Em abril de 2024, ele foi convidado para ser ouvido como testemunha em reunião da comissão, mas a audiência não foi realizada.
O presidente da CPI, Jorge Kajuru (PSB), afirmou, ao chamá-lo ao debate, que Claus estava entre os mais qualificados do país, mas disse que queria entender a razão de ele ter sido escalado para diversos jogos ao lado da árbitra Daiane Muniz.
O relatório final da CPI, aprovado em março de 2025, menciona Claus apenas em um momento, ao registrar fala do então presidente da Comissão de Arbitragem da CBF (Confederação Brasileira de Futebol), Wilson Seneme, sobre a atuação da dupla de juízes.
Seneme disse aos senadores que Claus é considerado "um dos melhores" ou o melhor profissional da América do Sul e que Muniz estava convocada para os Jogos Olímpicos de Paris, em 2024, segundo o relatório.
Nesta segunda-feira (6), Trump chamou o brasileiro de "suspeito" e admitiu que ligou para Gianni Infantino, presidente da Fifa, para pedir revisão de cartão vermelho dado pelo árbitro ao jogador Folarin Balogun, da seleção dos Estados Unidos.
"Esse árbitro é um tanto suspeito se você verificar o passado dele.

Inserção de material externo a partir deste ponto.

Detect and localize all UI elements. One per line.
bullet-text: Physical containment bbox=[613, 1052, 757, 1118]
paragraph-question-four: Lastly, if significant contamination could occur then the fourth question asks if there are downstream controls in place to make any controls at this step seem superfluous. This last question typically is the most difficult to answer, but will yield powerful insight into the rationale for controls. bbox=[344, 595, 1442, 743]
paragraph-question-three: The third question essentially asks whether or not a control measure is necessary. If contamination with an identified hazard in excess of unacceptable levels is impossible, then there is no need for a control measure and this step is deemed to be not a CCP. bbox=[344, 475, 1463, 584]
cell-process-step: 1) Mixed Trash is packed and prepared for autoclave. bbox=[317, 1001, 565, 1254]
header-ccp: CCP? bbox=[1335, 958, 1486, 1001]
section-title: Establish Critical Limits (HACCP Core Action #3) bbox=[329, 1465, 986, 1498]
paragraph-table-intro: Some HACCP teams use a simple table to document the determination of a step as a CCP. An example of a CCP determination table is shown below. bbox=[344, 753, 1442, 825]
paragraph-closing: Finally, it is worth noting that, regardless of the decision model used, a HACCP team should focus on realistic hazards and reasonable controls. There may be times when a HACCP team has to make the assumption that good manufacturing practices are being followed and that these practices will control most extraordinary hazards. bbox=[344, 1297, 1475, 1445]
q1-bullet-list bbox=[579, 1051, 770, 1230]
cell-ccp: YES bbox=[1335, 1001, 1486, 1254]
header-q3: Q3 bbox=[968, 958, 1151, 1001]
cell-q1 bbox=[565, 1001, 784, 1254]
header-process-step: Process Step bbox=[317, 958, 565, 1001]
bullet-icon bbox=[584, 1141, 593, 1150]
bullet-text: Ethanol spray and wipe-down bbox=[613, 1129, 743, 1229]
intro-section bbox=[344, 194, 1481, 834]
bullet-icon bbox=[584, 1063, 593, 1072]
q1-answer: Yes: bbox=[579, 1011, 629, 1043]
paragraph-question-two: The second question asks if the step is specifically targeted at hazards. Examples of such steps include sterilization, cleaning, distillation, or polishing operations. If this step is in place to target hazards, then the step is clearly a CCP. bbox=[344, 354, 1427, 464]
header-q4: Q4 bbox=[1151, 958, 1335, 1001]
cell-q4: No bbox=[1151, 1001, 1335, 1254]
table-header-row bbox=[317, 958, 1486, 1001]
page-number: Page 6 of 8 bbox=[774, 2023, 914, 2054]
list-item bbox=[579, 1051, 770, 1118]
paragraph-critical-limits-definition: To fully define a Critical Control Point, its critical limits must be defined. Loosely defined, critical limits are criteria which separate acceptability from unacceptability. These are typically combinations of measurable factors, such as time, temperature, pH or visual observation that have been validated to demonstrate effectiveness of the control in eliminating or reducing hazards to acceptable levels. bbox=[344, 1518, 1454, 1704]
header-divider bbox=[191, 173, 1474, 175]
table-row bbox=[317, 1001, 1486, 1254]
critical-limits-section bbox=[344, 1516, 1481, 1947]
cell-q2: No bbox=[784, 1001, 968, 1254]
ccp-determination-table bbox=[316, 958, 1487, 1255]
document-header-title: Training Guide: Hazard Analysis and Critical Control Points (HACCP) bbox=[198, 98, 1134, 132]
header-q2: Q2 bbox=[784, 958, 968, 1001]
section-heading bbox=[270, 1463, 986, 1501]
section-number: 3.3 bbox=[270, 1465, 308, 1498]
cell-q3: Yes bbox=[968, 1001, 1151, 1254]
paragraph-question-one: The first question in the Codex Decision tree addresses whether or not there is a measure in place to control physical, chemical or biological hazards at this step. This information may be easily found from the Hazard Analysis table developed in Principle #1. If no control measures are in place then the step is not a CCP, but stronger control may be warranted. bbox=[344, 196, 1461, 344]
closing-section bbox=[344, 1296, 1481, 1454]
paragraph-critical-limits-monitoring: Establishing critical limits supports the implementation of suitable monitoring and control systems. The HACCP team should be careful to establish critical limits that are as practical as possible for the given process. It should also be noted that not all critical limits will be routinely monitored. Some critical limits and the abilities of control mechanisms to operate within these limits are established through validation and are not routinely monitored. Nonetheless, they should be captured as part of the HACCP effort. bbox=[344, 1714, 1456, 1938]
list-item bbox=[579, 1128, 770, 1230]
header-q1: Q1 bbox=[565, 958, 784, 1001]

Não quero dizer isso, pois não gosto de criar polêmica, mas é muito suspeito", disse o republicano.
Em duelo contra a Bósnia-Herzegovina, na quarta (1º), o atacante americano Balogun fez uma falta sobre Tarik Muharemovic. O lance foi revisado pelo VAR e terminou com a expulsão do camisa 20.
"Tudo o que fiz foi pedir uma revisão, porque não achei que fosse falta", afirmou Trump sobre a intervenção na Copa. Ele disse ainda que nem sequer sabia o que era um cartão vermelho até o lance. "Quando descobri, pensei: 'Só pode ser uma brincadeira'."
A CBF e a FPF (Federação Paulista de Futebol) emitiram nesta segunda-feira (6), uma nota para defender o árbitro brasileiro.
A Fifa, porém, anulou o cartão e liberou Balogun para entrar em campo na partida das oitavas de final contra a Bélgica também nesta segunda, em Seattle. Os americanos podem chegar às quartas de final pela primeira vez desde 2002 caso vençam.
O nome de Claus chegou à CPI após reclamações do então presidente da SAF do Botafogo, John Textor. Ele queria o árbitro fora dos jogos da sua equipe até o fim dos trabalhos da comissão.
Ao convidar o árbitro, o senador Kajuru afirmou que Claus e Daiane Muniz se envolveram em "lances polêmicos" em partidas de 2023 e 2024.
"Nada obstante a competência de ambos, é flagrante que essa enorme quantidade de atuações conjuntas da dupla causa estranheza e cria exposição desnecessária dos dois. Afinal, é notório que o risco de erro é proporcional ao número de atuações", escreveu o senador no convite para a audiência que não chegou a ser feita.
Árbitro da Fifa desde 2015, Claus, 46, tem na carreira 447 jogos trabalhados para a CBF (Confederação Brasileira de Futebol) entre as funções de árbitro, quarto árbitro, auxiliar ou VAR. Desses, foi o juiz de 263 duelos da Série A.
A Copa de 2026 é a segunda em que Claus é convocado pela Fifa.
Na do Qatar, em 2022, apitou dois jogos pela fase de grupos: a goleada da Inglaterra sobre o Irã (6 a 2) e a vitória de Marrocos sobre o Canadá (2 a 1).
Neste ano, novamente dois duelos: o 4 a 0 da Espanha sobre a Arábia Saudita e, depois, o 2 a 0 dos Estados Unidos sobre a Bósnia-Herzegovina, que provocou a fala do presidente dos Estados Unidos.